Jagannath Paudel (जगन्नाथ पौडेल) is a Nepali politician who is a member of the Nepali Congress. He is also a former member of Rastriya Sabha and was elected under the open category.

He was one of the core leader of Nepali Congress in Bharatpur until he gave independent candidacy against the alliance. Currently, even CPN (UML) and RPP are in talks with Paudel to vote him instead of their own candidate to make Renu Dahal loose the election. Similarly, nearly seventy percent of the Nepali Congress vote is expected to be cast for Paudel. Due to this Paudel has been a matter of pressure to both UML and Maoist candidate with highest chance of win.

== Political life ==
Paudel is the former elected deputy mayor of Bharatpur. He has served as member of National Assembly. A veteran politician, Paudel is one of the most popular politicians in Bharatpur.

=== 2022 Bharatpur municipal election ===
On the eve of the 2022 Bharatpur municipal election, Paudel announced his independent candidacy against Renu Dahal, the candidate of the governing alliance. He did so against the party's decision, after consulting local party committees that urged him to run so that they could vote for their own candidate rather than Dahal for mayor.
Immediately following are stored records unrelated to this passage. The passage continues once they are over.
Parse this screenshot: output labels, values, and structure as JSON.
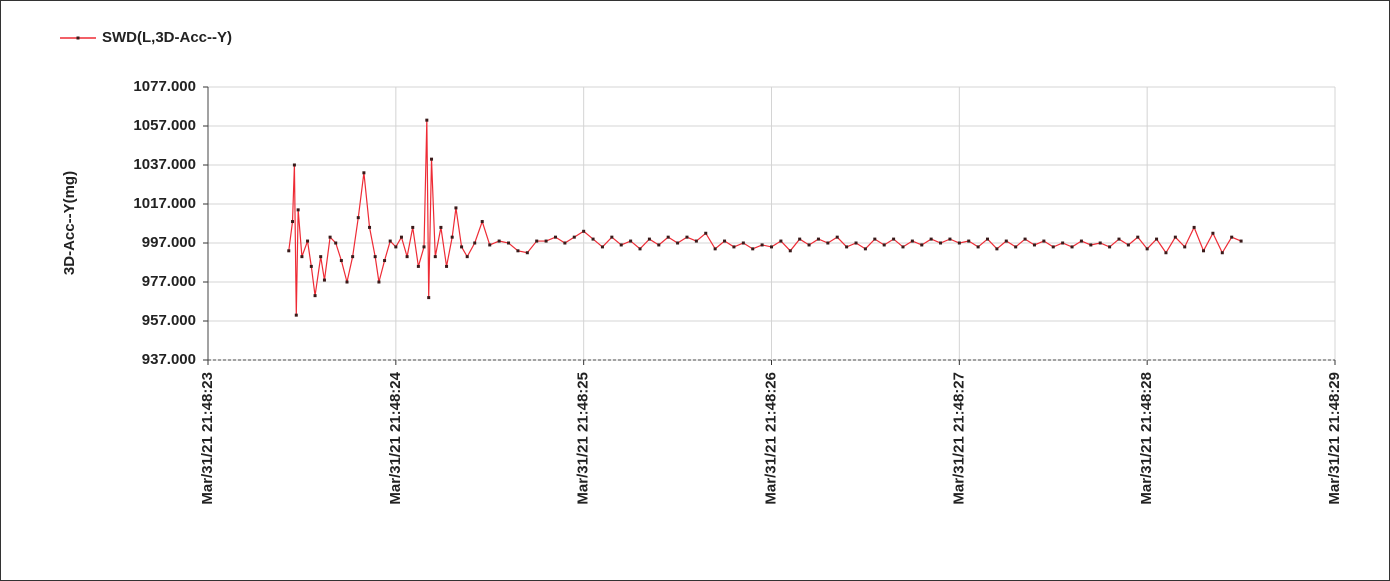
{
  "chart_data": {
    "type": "line",
    "legend": "top-left",
    "grid": true,
    "y_label": "3D-Acc--Y(mg)",
    "series": [
      {
        "name": "SWD(L,3D-Acc--Y)",
        "color": "#ee2b35",
        "marker_color": "#3a1a1a",
        "x": [
          23.43,
          23.45,
          23.46,
          23.47,
          23.48,
          23.5,
          23.53,
          23.55,
          23.57,
          23.6,
          23.62,
          23.65,
          23.68,
          23.71,
          23.74,
          23.77,
          23.8,
          23.83,
          23.86,
          23.89,
          23.91,
          23.94,
          23.97,
          24.0,
          24.03,
          24.06,
          24.09,
          24.12,
          24.15,
          24.165,
          24.175,
          24.19,
          24.21,
          24.24,
          24.27,
          24.3,
          24.32,
          24.35,
          24.38,
          24.42,
          24.46,
          24.5,
          24.55,
          24.6,
          24.65,
          24.7,
          24.75,
          24.8,
          24.85,
          24.9,
          24.95,
          25.0,
          25.05,
          25.1,
          25.15,
          25.2,
          25.25,
          25.3,
          25.35,
          25.4,
          25.45,
          25.5,
          25.55,
          25.6,
          25.65,
          25.7,
          25.75,
          25.8,
          25.85,
          25.9,
          25.95,
          26.0,
          26.05,
          26.1,
          26.15,
          26.2,
          26.25,
          26.3,
          26.35,
          26.4,
          26.45,
          26.5,
          26.55,
          26.6,
          26.65,
          26.7,
          26.75,
          26.8,
          26.85,
          26.9,
          26.95,
          27.0,
          27.05,
          27.1,
          27.15,
          27.2,
          27.25,
          27.3,
          27.35,
          27.4,
          27.45,
          27.5,
          27.55,
          27.6,
          27.65,
          27.7,
          27.75,
          27.8,
          27.85,
          27.9,
          27.95,
          28.0,
          28.05,
          28.1,
          28.15,
          28.2,
          28.25,
          28.3,
          28.35,
          28.4,
          28.45,
          28.5
        ],
        "values": [
          993,
          1008,
          1037,
          960,
          1014,
          990,
          998,
          985,
          970,
          990,
          978,
          1000,
          997,
          988,
          977,
          990,
          1010,
          1033,
          1005,
          990,
          977,
          988,
          998,
          995,
          1000,
          990,
          1005,
          985,
          995,
          1060,
          969,
          1040,
          990,
          1005,
          985,
          1000,
          1015,
          995,
          990,
          997,
          1008,
          996,
          998,
          997,
          993,
          992,
          998,
          998,
          1000,
          997,
          1000,
          1003,
          999,
          995,
          1000,
          996,
          998,
          994,
          999,
          996,
          1000,
          997,
          1000,
          998,
          1002,
          994,
          998,
          995,
          997,
          994,
          996,
          995,
          998,
          993,
          999,
          996,
          999,
          997,
          1000,
          995,
          997,
          994,
          999,
          996,
          999,
          995,
          998,
          996,
          999,
          997,
          999,
          997,
          998,
          995,
          999,
          994,
          998,
          995,
          999,
          996,
          998,
          995,
          997,
          995,
          998,
          996,
          997,
          995,
          999,
          996,
          1000,
          994,
          999,
          992,
          1000,
          995,
          1005,
          993,
          1002,
          992,
          1000,
          998
        ]
      }
    ],
    "xlim": [
      23,
      29
    ],
    "xticks": [
      {
        "value": 23,
        "label": "Mar/31/21 21:48:23"
      },
      {
        "value": 24,
        "label": "Mar/31/21 21:48:24"
      },
      {
        "value": 25,
        "label": "Mar/31/21 21:48:25"
      },
      {
        "value": 26,
        "label": "Mar/31/21 21:48:26"
      },
      {
        "value": 27,
        "label": "Mar/31/21 21:48:27"
      },
      {
        "value": 28,
        "label": "Mar/31/21 21:48:28"
      },
      {
        "value": 29,
        "label": "Mar/31/21 21:48:29"
      }
    ],
    "ylim": [
      937,
      1077
    ],
    "yticks": [
      {
        "value": 937,
        "label": "937.000"
      },
      {
        "value": 957,
        "label": "957.000"
      },
      {
        "value": 977,
        "label": "977.000"
      },
      {
        "value": 997,
        "label": "997.000"
      },
      {
        "value": 1017,
        "label": "1017.000"
      },
      {
        "value": 1037,
        "label": "1037.000"
      },
      {
        "value": 1057,
        "label": "1057.000"
      },
      {
        "value": 1077,
        "label": "1077.000"
      }
    ]
  }
}
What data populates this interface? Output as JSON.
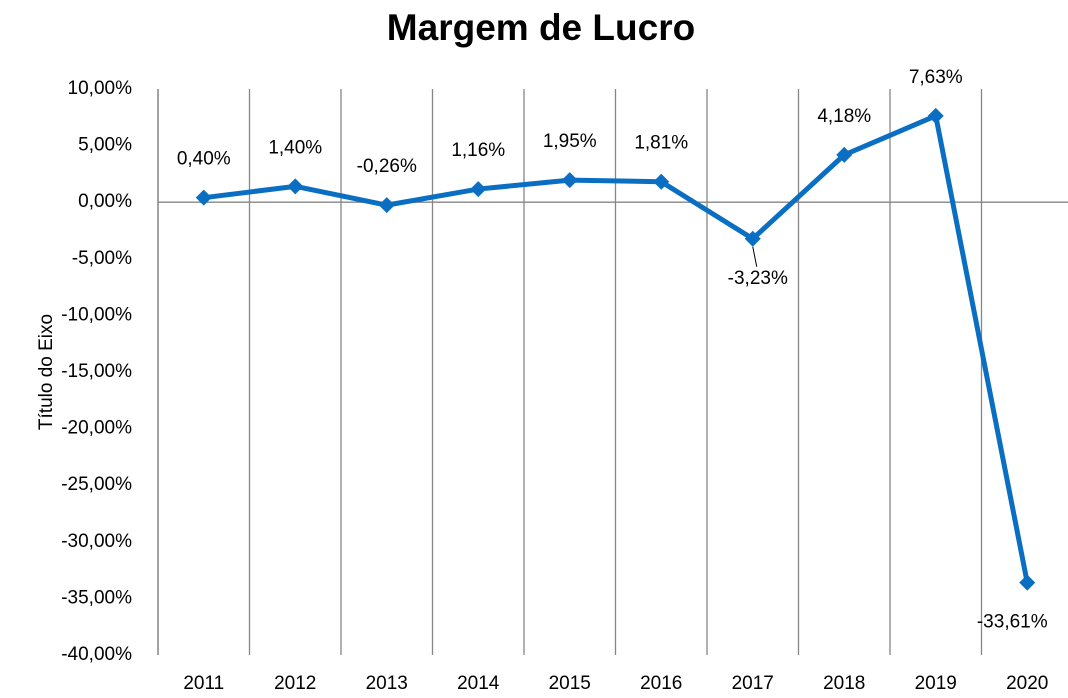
{
  "chart_data": {
    "type": "line",
    "title": "Margem de Lucro",
    "y_label": "Título do Eixo",
    "categories": [
      "2011",
      "2012",
      "2013",
      "2014",
      "2015",
      "2016",
      "2017",
      "2018",
      "2019",
      "2020"
    ],
    "values": [
      0.4,
      1.4,
      -0.26,
      1.16,
      1.95,
      1.81,
      -3.23,
      4.18,
      7.63,
      -33.61
    ],
    "value_labels": [
      "0,40%",
      "1,40%",
      "-0,26%",
      "1,16%",
      "1,95%",
      "1,81%",
      "-3,23%",
      "4,18%",
      "7,63%",
      "-33,61%"
    ],
    "color": "#0a6fc2",
    "ylim": [
      -40,
      10
    ],
    "yticks": [
      {
        "value": 10,
        "label": "10,00%"
      },
      {
        "value": 5,
        "label": "5,00%"
      },
      {
        "value": 0,
        "label": "0,00%"
      },
      {
        "value": -5,
        "label": "-5,00%"
      },
      {
        "value": -10,
        "label": "-10,00%"
      },
      {
        "value": -15,
        "label": "-15,00%"
      },
      {
        "value": -20,
        "label": "-20,00%"
      },
      {
        "value": -25,
        "label": "-25,00%"
      },
      {
        "value": -30,
        "label": "-30,00%"
      },
      {
        "value": -35,
        "label": "-35,00%"
      },
      {
        "value": -40,
        "label": "-40,00%"
      }
    ]
  }
}
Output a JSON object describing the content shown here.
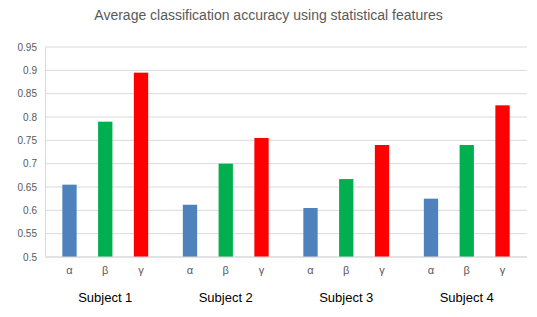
{
  "chart_data": {
    "type": "bar",
    "title": "Average classification accuracy using statistical features",
    "categories": [
      "Subject 1",
      "Subject 2",
      "Subject 3",
      "Subject 4"
    ],
    "series": [
      {
        "name": "α",
        "color": "#4f81bd",
        "values": [
          0.655,
          0.612,
          0.605,
          0.625
        ]
      },
      {
        "name": "β",
        "color": "#00b050",
        "values": [
          0.79,
          0.7,
          0.667,
          0.74
        ]
      },
      {
        "name": "γ",
        "color": "#ff0000",
        "values": [
          0.895,
          0.755,
          0.74,
          0.825
        ]
      }
    ],
    "ylim": [
      0.5,
      0.95
    ],
    "yticks": [
      0.5,
      0.55,
      0.6,
      0.65,
      0.7,
      0.75,
      0.8,
      0.85,
      0.9,
      0.95
    ],
    "grid": true
  }
}
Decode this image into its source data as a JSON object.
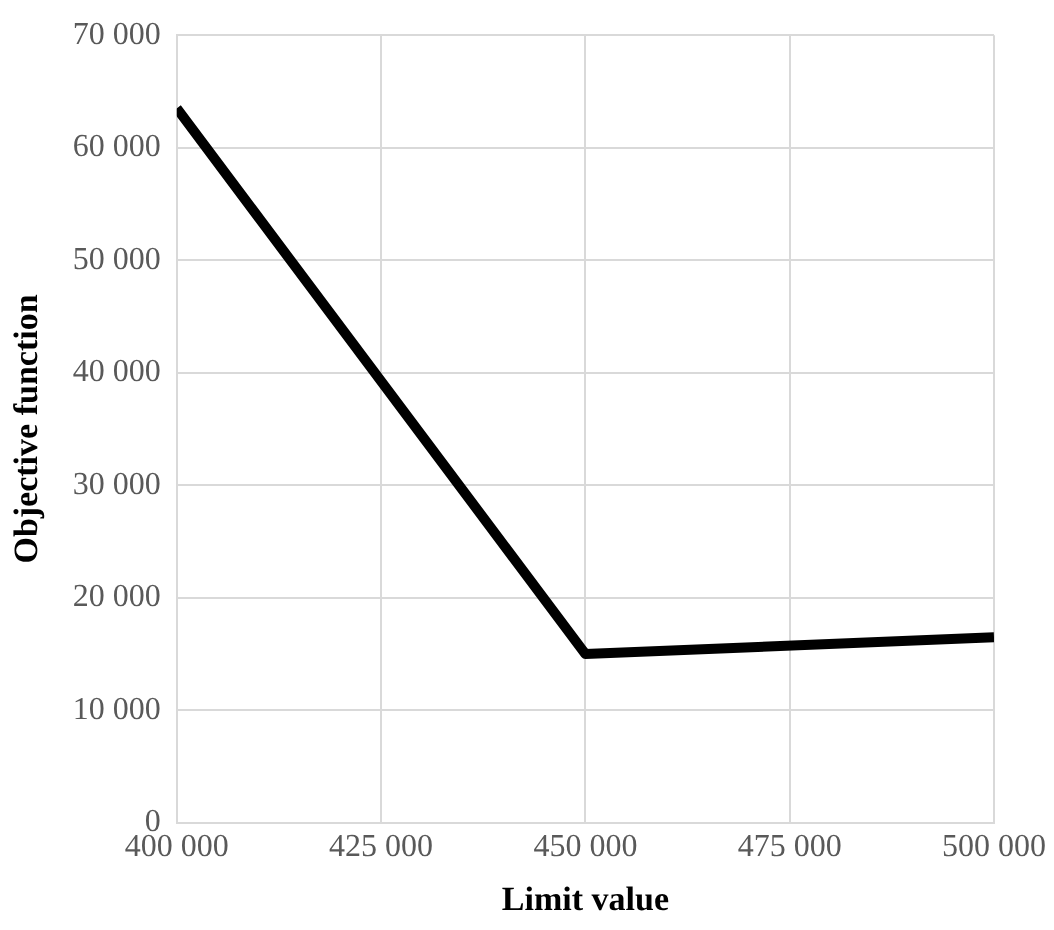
{
  "chart_data": {
    "type": "line",
    "xlabel": "Limit value",
    "ylabel": "Objective function",
    "x": [
      400000,
      450000,
      500000
    ],
    "series": [
      {
        "color": "#000000",
        "values": [
          63500,
          15000,
          16500
        ]
      }
    ],
    "xlim": [
      400000,
      500000
    ],
    "xticks": [
      {
        "value": 400000,
        "label": "400 000"
      },
      {
        "value": 425000,
        "label": "425 000"
      },
      {
        "value": 450000,
        "label": "450 000"
      },
      {
        "value": 475000,
        "label": "475 000"
      },
      {
        "value": 500000,
        "label": "500 000"
      }
    ],
    "ylim": [
      0,
      70000
    ],
    "yticks": [
      0,
      {
        "value": 10000,
        "label": "10 000"
      },
      {
        "value": 20000,
        "label": "20 000"
      },
      {
        "value": 30000,
        "label": "30 000"
      },
      {
        "value": 40000,
        "label": "40 000"
      },
      {
        "value": 50000,
        "label": "50 000"
      },
      {
        "value": 60000,
        "label": "60 000"
      },
      {
        "value": 70000,
        "label": "70 000"
      }
    ],
    "grid": true,
    "legend": false,
    "marker": "none",
    "line_style": "solid"
  }
}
Prime Minister and many other top leaders asked him to visit Kathmandu at least once to discuss the topic. Deuba had sent the two ministers to Chitwan on Wednesday to convince rebel candidate Paudel to withdraw candidacy and support CPN (Maoist Center) candidate Renu Dahal, but to no avail. Paudel on the other hand didn't accepted to take back his candidacy even when Home minister Bal Krishna Khand and minister Umesh Shrestha went to Bharatpur to ask him to take back his candidacy for other post to be given to him. Currently, Poudel has got pineapple election symbol.

Behind Poudel is a team of former presidents of Chitwan Congress Krishna Lal Sapkota and Tikaram Neupane, former MP Bhim Bahadur Shrestha, former district secretary Anand Raj Raut, leader Meena Kharel, former president of Nepal Tarun Dal Shambhu Prasad Aryal and others. Similarly, Nepali Congress (BP) and five other parties have given support to Paudel.

== Social works ==
Paudel is one the founder of community campus, Balkumari Campus of Bharatpur. Similarly, Paudel has been involving in various social welfare activities.